Early City records show that the land was part of the Pruitt Fish Camp. Then in 1981 the site was approved for residential development (Moonraker Bay PUD). That development program was for a 374 residential unit development. The only construction on the site was the installation of the roads and utility infrastructure. 

Late in 2002 the track of land formerly known as the Westmoreland property or the Moonraker Project (anecdotal history with the James Bond movie of the same name) was purchased by the City of Port St. Lucie in joint cooperation with St. Lucie County and with grant funding assistance provided by the Florida Communities Trust Land Conservation Program.  As stated in the original management plan the property was purchased to protect an ecologically diverse mosaic of natural plant communities adjacent to the North Fork of the St.
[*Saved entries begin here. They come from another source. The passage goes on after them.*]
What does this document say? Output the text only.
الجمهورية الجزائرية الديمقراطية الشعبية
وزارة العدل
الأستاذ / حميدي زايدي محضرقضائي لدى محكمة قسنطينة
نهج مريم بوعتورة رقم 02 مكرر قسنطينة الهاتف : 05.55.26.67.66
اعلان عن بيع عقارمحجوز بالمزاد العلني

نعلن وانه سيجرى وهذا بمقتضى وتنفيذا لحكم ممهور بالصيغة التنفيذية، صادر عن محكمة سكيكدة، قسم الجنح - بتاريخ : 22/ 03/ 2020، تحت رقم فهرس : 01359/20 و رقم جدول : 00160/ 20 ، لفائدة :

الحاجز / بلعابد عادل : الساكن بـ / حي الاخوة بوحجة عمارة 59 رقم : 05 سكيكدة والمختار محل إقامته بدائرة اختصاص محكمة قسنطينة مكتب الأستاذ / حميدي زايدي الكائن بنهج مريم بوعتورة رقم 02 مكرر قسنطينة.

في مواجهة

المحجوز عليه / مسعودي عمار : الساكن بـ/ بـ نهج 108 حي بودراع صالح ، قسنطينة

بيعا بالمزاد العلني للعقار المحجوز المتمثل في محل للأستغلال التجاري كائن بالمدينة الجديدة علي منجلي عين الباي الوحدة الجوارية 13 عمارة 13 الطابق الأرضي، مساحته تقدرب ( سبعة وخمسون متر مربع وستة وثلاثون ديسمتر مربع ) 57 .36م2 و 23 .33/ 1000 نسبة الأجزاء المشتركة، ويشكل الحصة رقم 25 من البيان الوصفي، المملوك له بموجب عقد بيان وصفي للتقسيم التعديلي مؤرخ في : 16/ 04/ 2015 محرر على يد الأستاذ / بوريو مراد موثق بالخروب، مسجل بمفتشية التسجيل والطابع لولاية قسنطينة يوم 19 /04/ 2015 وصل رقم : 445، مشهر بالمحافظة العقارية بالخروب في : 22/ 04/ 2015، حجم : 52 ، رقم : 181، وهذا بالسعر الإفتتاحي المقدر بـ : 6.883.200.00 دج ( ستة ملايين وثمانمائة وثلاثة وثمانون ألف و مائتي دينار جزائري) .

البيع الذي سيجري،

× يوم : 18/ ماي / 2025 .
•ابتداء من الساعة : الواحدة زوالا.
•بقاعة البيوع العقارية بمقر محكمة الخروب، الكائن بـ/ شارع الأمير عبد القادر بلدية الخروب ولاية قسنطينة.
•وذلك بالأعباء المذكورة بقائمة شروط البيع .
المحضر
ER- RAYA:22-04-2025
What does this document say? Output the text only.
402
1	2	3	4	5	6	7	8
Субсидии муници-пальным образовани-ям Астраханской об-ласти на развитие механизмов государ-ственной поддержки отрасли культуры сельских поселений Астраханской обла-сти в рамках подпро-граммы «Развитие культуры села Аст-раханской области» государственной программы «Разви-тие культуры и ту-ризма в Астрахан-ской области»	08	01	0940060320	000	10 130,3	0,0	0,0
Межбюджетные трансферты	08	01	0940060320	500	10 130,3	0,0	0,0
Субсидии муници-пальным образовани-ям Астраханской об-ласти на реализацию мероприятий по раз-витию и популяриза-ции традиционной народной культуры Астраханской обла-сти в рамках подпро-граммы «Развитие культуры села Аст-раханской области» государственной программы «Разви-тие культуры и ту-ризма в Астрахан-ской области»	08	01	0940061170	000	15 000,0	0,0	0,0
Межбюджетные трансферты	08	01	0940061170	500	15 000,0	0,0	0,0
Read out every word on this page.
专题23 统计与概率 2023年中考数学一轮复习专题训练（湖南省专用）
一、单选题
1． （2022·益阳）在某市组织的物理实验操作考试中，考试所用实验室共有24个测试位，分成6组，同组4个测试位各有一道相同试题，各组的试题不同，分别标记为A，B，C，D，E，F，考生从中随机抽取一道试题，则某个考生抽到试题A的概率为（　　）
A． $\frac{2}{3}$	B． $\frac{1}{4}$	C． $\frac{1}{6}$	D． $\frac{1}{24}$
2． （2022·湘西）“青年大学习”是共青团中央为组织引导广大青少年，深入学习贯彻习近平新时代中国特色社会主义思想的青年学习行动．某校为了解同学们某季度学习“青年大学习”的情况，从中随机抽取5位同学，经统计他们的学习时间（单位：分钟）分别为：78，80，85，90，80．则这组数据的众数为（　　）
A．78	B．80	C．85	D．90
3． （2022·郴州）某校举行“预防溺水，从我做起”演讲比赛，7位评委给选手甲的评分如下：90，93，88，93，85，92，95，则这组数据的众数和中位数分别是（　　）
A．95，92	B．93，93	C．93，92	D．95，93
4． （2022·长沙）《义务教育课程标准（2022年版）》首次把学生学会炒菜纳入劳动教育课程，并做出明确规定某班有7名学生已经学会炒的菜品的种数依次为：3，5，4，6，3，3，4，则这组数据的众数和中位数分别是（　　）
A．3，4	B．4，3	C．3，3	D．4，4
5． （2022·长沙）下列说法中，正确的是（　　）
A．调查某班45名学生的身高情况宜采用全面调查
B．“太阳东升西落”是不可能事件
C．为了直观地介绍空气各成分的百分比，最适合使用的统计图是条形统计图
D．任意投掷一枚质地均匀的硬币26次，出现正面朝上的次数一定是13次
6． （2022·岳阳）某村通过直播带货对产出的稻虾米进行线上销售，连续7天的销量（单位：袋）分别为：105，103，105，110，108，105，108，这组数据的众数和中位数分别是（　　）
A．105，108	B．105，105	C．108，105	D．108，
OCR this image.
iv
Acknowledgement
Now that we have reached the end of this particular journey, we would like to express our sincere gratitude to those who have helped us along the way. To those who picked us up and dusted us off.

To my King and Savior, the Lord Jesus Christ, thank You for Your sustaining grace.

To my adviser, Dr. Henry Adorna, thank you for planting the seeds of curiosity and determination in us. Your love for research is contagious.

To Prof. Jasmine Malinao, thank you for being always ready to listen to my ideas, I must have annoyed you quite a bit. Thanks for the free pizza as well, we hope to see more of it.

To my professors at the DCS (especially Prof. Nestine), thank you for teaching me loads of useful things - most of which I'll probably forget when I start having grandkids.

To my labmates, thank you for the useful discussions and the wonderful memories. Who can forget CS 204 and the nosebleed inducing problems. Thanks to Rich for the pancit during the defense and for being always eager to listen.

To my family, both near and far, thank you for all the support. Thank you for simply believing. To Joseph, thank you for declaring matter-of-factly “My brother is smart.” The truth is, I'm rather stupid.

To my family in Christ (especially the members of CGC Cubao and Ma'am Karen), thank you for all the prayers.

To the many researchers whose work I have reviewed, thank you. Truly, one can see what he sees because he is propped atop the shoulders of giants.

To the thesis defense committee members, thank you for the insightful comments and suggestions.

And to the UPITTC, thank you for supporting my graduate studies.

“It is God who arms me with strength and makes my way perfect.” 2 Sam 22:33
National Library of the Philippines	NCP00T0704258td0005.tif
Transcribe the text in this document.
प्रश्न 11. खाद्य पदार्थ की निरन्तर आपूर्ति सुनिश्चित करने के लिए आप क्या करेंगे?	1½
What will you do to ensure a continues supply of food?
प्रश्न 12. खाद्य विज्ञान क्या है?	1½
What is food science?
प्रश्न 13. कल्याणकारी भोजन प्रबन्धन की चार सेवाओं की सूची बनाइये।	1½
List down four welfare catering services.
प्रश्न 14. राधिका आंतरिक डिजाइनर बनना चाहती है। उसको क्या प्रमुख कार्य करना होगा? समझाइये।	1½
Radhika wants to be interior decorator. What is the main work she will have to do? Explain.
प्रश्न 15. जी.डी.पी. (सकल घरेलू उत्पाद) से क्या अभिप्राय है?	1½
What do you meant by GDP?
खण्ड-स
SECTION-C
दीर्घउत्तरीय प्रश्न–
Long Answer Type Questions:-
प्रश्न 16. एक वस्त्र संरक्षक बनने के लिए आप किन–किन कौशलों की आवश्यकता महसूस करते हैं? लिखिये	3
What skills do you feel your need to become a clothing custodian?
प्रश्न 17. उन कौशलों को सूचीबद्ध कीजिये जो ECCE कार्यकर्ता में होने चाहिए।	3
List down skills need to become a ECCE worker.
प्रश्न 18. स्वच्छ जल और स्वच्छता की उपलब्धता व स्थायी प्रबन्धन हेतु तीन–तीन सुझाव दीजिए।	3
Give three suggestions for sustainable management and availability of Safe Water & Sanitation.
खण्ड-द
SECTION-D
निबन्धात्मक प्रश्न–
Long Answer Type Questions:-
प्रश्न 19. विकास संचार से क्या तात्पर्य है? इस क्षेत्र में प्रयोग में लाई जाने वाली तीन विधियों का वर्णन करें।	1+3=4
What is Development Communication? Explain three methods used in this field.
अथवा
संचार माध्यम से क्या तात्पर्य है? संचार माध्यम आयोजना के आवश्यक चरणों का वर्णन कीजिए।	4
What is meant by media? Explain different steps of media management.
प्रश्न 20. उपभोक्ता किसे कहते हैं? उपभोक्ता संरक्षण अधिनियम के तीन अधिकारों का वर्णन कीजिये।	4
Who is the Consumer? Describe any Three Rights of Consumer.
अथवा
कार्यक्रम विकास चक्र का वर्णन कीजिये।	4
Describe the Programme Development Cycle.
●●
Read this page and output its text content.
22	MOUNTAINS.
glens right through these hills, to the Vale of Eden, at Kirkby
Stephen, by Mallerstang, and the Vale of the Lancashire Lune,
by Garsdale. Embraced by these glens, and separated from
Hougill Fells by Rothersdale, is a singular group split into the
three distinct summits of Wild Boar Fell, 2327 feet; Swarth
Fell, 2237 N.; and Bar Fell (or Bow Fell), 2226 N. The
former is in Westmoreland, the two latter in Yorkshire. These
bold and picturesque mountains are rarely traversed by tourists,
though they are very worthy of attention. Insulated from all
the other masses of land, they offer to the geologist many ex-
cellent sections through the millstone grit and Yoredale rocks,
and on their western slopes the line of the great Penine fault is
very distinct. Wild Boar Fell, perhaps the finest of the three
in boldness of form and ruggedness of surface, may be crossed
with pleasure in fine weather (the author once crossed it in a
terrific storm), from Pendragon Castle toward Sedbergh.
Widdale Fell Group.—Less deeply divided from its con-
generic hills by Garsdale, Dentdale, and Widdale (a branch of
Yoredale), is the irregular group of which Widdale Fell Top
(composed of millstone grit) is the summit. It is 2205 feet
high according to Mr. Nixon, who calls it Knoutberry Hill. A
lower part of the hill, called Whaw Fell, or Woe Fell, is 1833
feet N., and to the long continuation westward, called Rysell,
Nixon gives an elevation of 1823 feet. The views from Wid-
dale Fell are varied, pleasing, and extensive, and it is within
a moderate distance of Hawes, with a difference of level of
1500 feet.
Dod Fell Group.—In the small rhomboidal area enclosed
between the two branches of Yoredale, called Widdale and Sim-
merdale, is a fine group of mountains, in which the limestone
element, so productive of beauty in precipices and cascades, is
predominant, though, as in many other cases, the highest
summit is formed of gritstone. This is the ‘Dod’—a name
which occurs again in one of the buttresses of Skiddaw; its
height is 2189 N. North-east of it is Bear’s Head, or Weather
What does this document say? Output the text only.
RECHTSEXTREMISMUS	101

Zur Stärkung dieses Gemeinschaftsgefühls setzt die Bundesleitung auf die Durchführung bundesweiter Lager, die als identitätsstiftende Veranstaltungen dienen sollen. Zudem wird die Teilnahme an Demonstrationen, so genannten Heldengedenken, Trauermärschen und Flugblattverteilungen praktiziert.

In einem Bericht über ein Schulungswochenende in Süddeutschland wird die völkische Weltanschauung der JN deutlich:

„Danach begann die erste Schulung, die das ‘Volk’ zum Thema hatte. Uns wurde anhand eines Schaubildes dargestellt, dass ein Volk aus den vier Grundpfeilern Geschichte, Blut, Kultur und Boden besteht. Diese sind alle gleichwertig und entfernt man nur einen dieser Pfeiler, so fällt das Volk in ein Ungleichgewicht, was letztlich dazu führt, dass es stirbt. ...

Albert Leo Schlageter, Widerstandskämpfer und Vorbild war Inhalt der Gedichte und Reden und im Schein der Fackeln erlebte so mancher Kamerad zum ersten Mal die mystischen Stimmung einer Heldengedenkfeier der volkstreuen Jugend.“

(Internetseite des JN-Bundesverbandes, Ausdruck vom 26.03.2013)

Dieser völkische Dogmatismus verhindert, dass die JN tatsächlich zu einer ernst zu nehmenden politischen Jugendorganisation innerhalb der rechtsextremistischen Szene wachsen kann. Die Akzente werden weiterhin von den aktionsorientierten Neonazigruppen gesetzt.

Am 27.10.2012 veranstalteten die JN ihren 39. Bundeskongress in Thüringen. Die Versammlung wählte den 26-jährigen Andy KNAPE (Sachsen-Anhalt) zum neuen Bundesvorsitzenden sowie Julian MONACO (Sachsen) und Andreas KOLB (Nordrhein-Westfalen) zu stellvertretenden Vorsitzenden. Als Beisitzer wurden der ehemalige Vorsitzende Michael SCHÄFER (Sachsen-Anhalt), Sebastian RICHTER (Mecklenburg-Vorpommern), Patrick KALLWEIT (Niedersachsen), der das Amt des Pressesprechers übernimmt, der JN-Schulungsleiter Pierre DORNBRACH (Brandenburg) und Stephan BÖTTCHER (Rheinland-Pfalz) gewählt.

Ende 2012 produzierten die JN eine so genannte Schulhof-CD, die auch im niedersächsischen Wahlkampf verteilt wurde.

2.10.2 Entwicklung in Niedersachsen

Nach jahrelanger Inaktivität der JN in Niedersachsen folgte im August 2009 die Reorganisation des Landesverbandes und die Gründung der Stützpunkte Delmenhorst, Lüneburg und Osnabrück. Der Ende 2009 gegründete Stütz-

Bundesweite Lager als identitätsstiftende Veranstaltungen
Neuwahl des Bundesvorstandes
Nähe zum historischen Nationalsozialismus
Lucie River through the application of management strategies that integrate the restoration, enhancement, and maintenance of the parks natural biological diversity while providing compatible recreation.  

In 2005 a plan was conceived to develop a portion of the old Westmoreland property as a botanical garden, utilizing and incorporating the sites natural plant communities as the ecological foundation of the proposed garden.  The idea was presented to the Florida Communities Trust Land Conservation Program, a division of the Florida Department of Community Affairs.  In November of 2005 the City received word that the possibility of creating a botanical garden appeared to be appropriate to the site.

Soon afterward a conceptual site plan for a botanical garden was developed and re-submitted to the State for approval.  In June of 2006 the City was informed its formal request to redesign the property in accordance with the conceptual site plan for a botanical garden was appropriate pending modification of the properties approved management plan.  A formal amendment to the management plan was drafted and submitted to the State in December 2006.  

In early 2007, the amendment to the management plan was approved and the City’s ability to develop a botanical garden on a portion of the old Westmoreland property was authorized.   In 2007 the firm of Lucido & Associates was selected to design the botanical garden in accordance with the approved management plan and keeping in mind the original intention of integrating the restoration, enhancement and maintenance of the parks natural biological diversity.   Construction of The Gardens was commenced on March 4, 2009.

The Gardens was constructed utilizing native plant communities as the foundation.  Because almost 7 acres were mangrove wetlands along the river, these had to be preserved.  Approximately 1.7 miles of sidewalks were constructed offering winding trails through The Gardens showcasing a variety of trees, shrubs, and plants.


The Gardens was funded through the Florida Communities Trust Land Conservation Program, a conservation trust fund that was developed with impact fees from builders and developers within the City of Port St. Lucie.  This money can only be used for improving or for the purchase of vacant land. These monies are not ad valorum tax dollars (not from direct personal property or other taxes paid to your local government).

The Port St. Lucie Botanical Gardens:

The Port St. Lucie Botanical Gardens held its public grand opening on March 6, 2010. The Gardens sit on +/- 20 acres of property on the west side of Westmoreland Boulevard, just south of Port St. Lucie Blvd., conveniently located within the city. The property was acquired through the joint efforts of the City of Port St. Lucie, St. Lucie County, and the Florida Communities Trust Land Conservation Program.

The site boasts a lake with a fountain, convenient  paved  paths, beautiful gardens, a pavilion, a gift shop and an array of spaces both inside and out for weddings, meetings, receptions and a host of other events. There is an abundance of convenient on-site parking. The Gardens’ wetlands and mangroves sit on the banks of the beautiful, pristine North Fork of the St. Lucie River. This site is comprised of Scrub, Scrubby Flatwoods, Bay-Gall and Wet Flatwoods, with a mangrove fringe. The 12.87 acres south of The Gardens’ access road will be maintained as undisturbed Florida wetlands, subject only to the removal of exotics and maintenance of an eventual walking trail.